C’est une pauvre femme éplorée que Portzamparc avait quittée. Pas si bête, mais bouleversée.
- Que vais-je devenir, maintenant ? Elle était pour ainsi dire ma seule famille… J’en ai connu, d’autres pensionnaires d’ici… Le jour où leur dernier parent a disparu, elles n’ont pas mis longtemps à partir…
Portzamparc prit le tramway pour retourner à Mägott Platz. Il tirait de cette entrevue qu’il fallait se concentrer sur l’amant. La rame se mit en marche dans un bruit de grincement. Quitter ces rues fleuries pour retrouver la brume industrielle, les rues populeuses...
*
Au commissariat régnait une activité fébrile.

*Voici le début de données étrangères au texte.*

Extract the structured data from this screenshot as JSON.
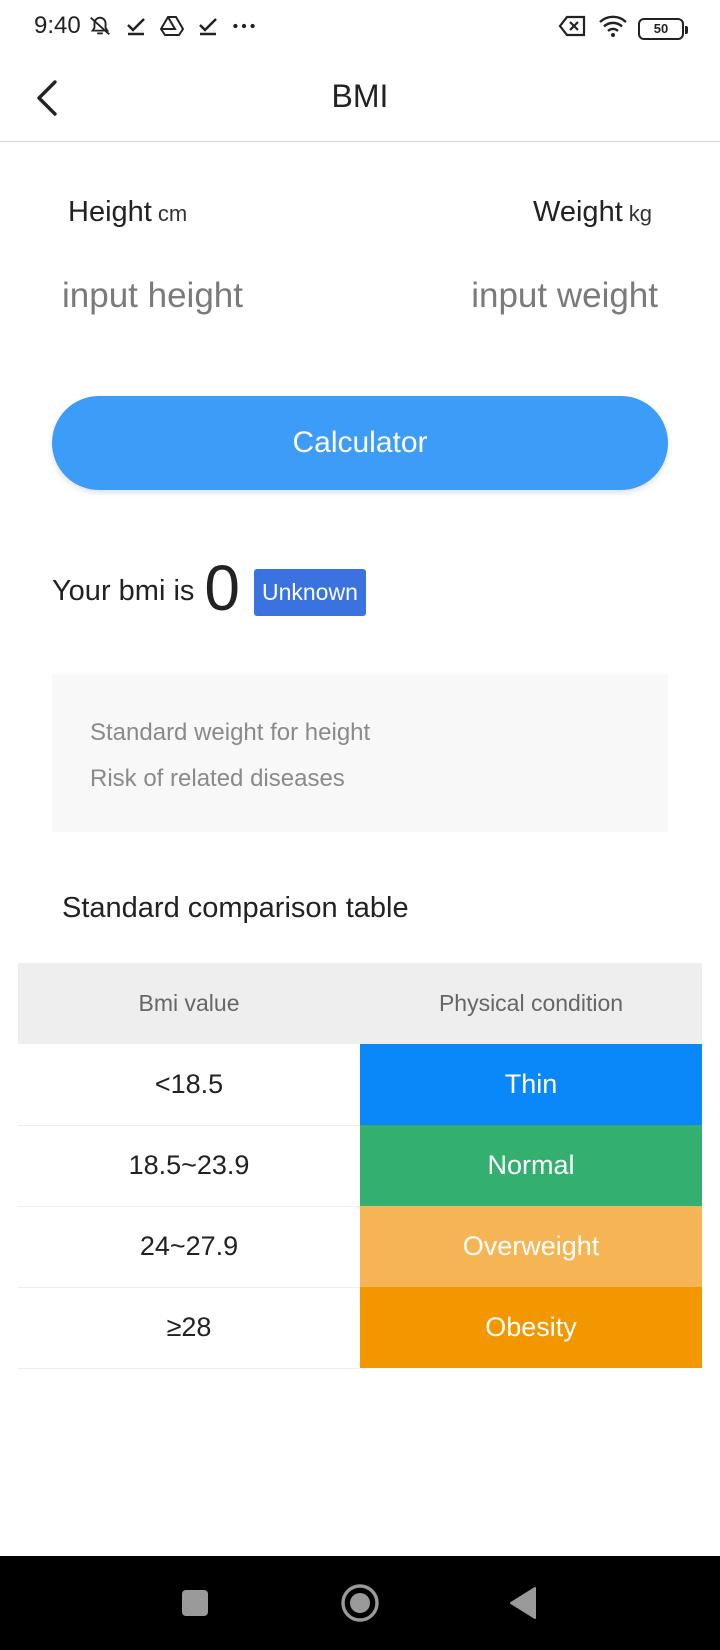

Rampoix avait interrogé le vigile de la Dentelle Rose, un physionomiste. Il avait permis d’établir un portrait-robot précis du bel amant de Juliana.
On entrevoyait déjà une rivalité potentielle entre lui et… Boncousin. Le bellâtre et le brave flic. On allait maintenant s’intéresser aux employés de la corpole Donasserne pour mettre un nom sur l’amant. Dans les dossiers de Boncousin, on n’avait rien trouvé sur la Tête de Rat ni sur Juliana, alias Noémie Ranaud.
Mais comme on savait qu’il existait un lien entre le policier et les Donasserne, on continuait à chercher : pourquoi ceux-ci avaient-ils invité Boncousin à un vin d’honneur ?
Le bel amant, jaloux, serait-il allé jusqu’à embaucher un tueur (la Gueule de Rat) pour éliminer un prétendant ? Pour les beaux yeux de Juliana ? Sampieri était retourné interroger la concierge. Elle n’avait rien dit de plus mais son mari, en pleurs, avait fini par avouer que l’homme à tête de rat, lors de sa première visite, avait menacé de tuer la femme d’abord, devant le mari, avant de s’occuper de lui.
- "Je te ferai crever lentement", qu’il m’a dit…
Mort de peur, le couple n’avait rien dit lorsque Gueule de Rat était revenu, deux jours après.
- Portzamparc, un appel pour toi !
C’était Rampoix. Il le disait d’un ton convenu, que tout le commissariat reconnaissait. Gêné, Portzamparc alla prendre le combiné en tâchant de s’isoler. Pendant que Sampieri disait :
- Ah, l’amour…
- C’est toi ? fit Portzamparc. Non, je ne rentre pas encore… Oui, tu sais avec ce qui est arrivé… J’en ai pour une partie de la nuit… Ne m’attend pas… Non…
Il revint, les joues empourprées, travailler à son bureau.
Lui et Maréchal firent le bilan de la journée. Ils avaient bien avancé. Ils allaient attraper sous peu la Gueule de Rat, ils le sentaient.
Portzamparc se jurait déjà de s’en occuper.
- Je vais rester ici, en attendant les réponses d’ADMINISTRATION…
Rampoix, aussi, qui n’avait pas arrêté depuis la mort de Boncousin, allait faire la nuit.
- Alors bon courage, dit Maréchal en enfilant son manteau.